Keep everyone waiting to go to dinner after the job talk, while you play pool. Then spend the entire dinner telling everyone why you should have won that game.
On the other hand, apparently it's fine (at my Leiter-ranked department) to:
Give a talk that lacks an argument but demonstrates how many urban myths about masturbation you believe. Bonus points if you fail to answer a single question in the discussion after the paper.
Some serious ones...
Don't ask questions you could have easily answered yourself from our webpage.
Don't ask a question you could have answered by looking around campus.
Don't let your obvious disdain for our college/campus/region show -- even if you could "do better", you haven't so far.. thus, you applied to us.
Wait, I know I shouldn't lick the plates of others, but I can't even lick my own? Man, this is a conservative discipline.
Is sleeping with a search committee member a "do" or a "don't"?
"Anonymous said...
Is sleeping with a search committee member a "do" or a "don't"?"
In other words, should you do or not do a search committee member?
How many urban myths about masturbation are there, anyway? I'm imagining some paper about growing hair on one's hands or something...

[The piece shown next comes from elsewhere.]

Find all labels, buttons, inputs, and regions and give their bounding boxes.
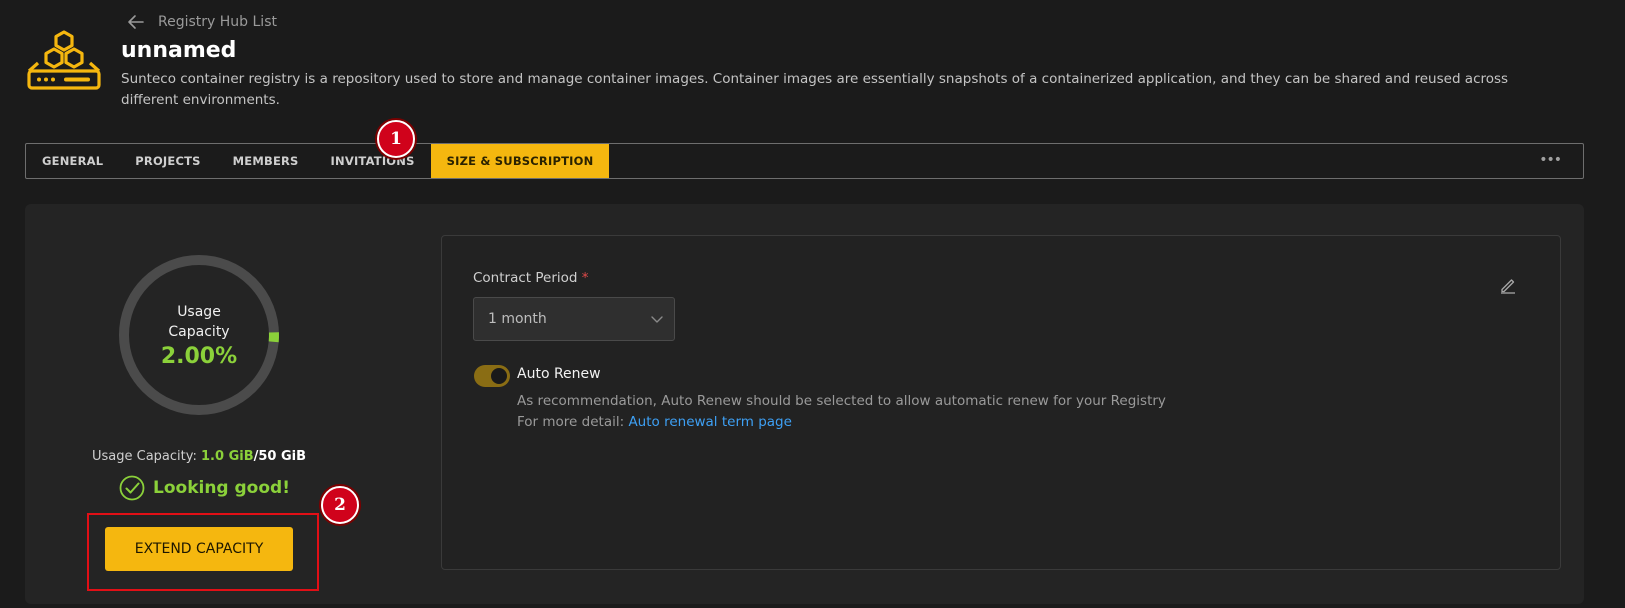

Here's a don't for interviewers:
Don't forget to pick up a candidate up at the airport when s/he arrives for the interview.
Corollary: don't fail to realize that the candidate you neglected to pick up at the airport is in town until the next day.
[Spoiler alert: surprisingly, the lost candidate was offered the job ... and took it.]
Don't mix up your host campus with another school where you'd rather be hired.
True story: When asked why a finalist wanted to teach at our school, X State University, the candidate replied: because University of X (an entirely different university in the state) is a great institution and it would be an honor to teach here.
I'm intrigued by the urban myths about masturbation, too...
I’m the 6:22 poster. An example. A central claim of the job talk concerned the ‘war on masturbation’ in the unenlightened ‘70s: mothers coming into the bedrooms at night to sniff their daughter’s fingers and so on. Speaking as someone who fought in that war in that decade (on the winning side I think), I believe this is not only a false urban myth, but a misrepresented one; the candidate surely meant the ‘50s or early '60s. The talk went downhill from there.
Dear 6:22/11:38,
And how did he handle himself during the question period?
Well put, Crito, though perhaps the salient question is, "Did he handle himself during the Q&A?" A job talk or teaching demonstration about masturbation wouldn't go over well here, but I suspect that handling oneself during either would be the kiss (or wank) of death. But then again, this may be a regional thing (I'm in the upper Midwest). Spiros, the lucky bastard, claims to have had handlers -- sounds like a very progressive (and sassy) grad program...
Did the candidate demonstrate a firm grasp of the matter at hand?
(rimshot; audience silently trickles out of venue)
Don't check out of the hotel your host department booked for you because it fails to meet your standards and then check into another one without telling anybody.
A central claim of the job talk concerned the ‘war on masturbation’ in the unenlightened ‘70s: mothers coming into the bedrooms at night to sniff their daughter’s fingers and so on. Speaking as someone who fought in that war in that decade (on the winning side I think), I believe this is not only a false urban myth, but a misrepresented one; the candidate surely meant the ‘50s or early '60s.
Now I'm totally lost: did the candidate just get the decade wrong?
And, combining this thread with the one on Leiter -- if I google "war on masturbation", will I find the candidate? Let's see...
Don't mention masturbation at all during a campus interview unless it pertains directly to the advertised AOS. Even though it may be important for some religiously oriented departments to determine whether candidates actually indulge in the objectively disordered sexual behavior of masturbation, it is simply not polite to ask candidates whether they masturbate.
Well, a few years ago I was in charge of picking up a job candidate at the airport and take him to dinner. This was an assistant professor position and the candidate a newly minted PhD. The next day, while waiting for the candidate to come around the department, we learned that he had checked out of the hotel and left town, apparently because the welcoming committee that took him to dinner (composed by me -- an assistant professor at the time -- and a few graduate students) was not distinguished enough. Much to my amazement, he did get a job somewhere else (I assume they gave him the royal treatment there).
Someone I know, applying for her first job, was on a campus tour. By chance there was a Philosophy Society debate taking place, about masturbation. She was invited, and attended. The faculty were apologetic. She got the job.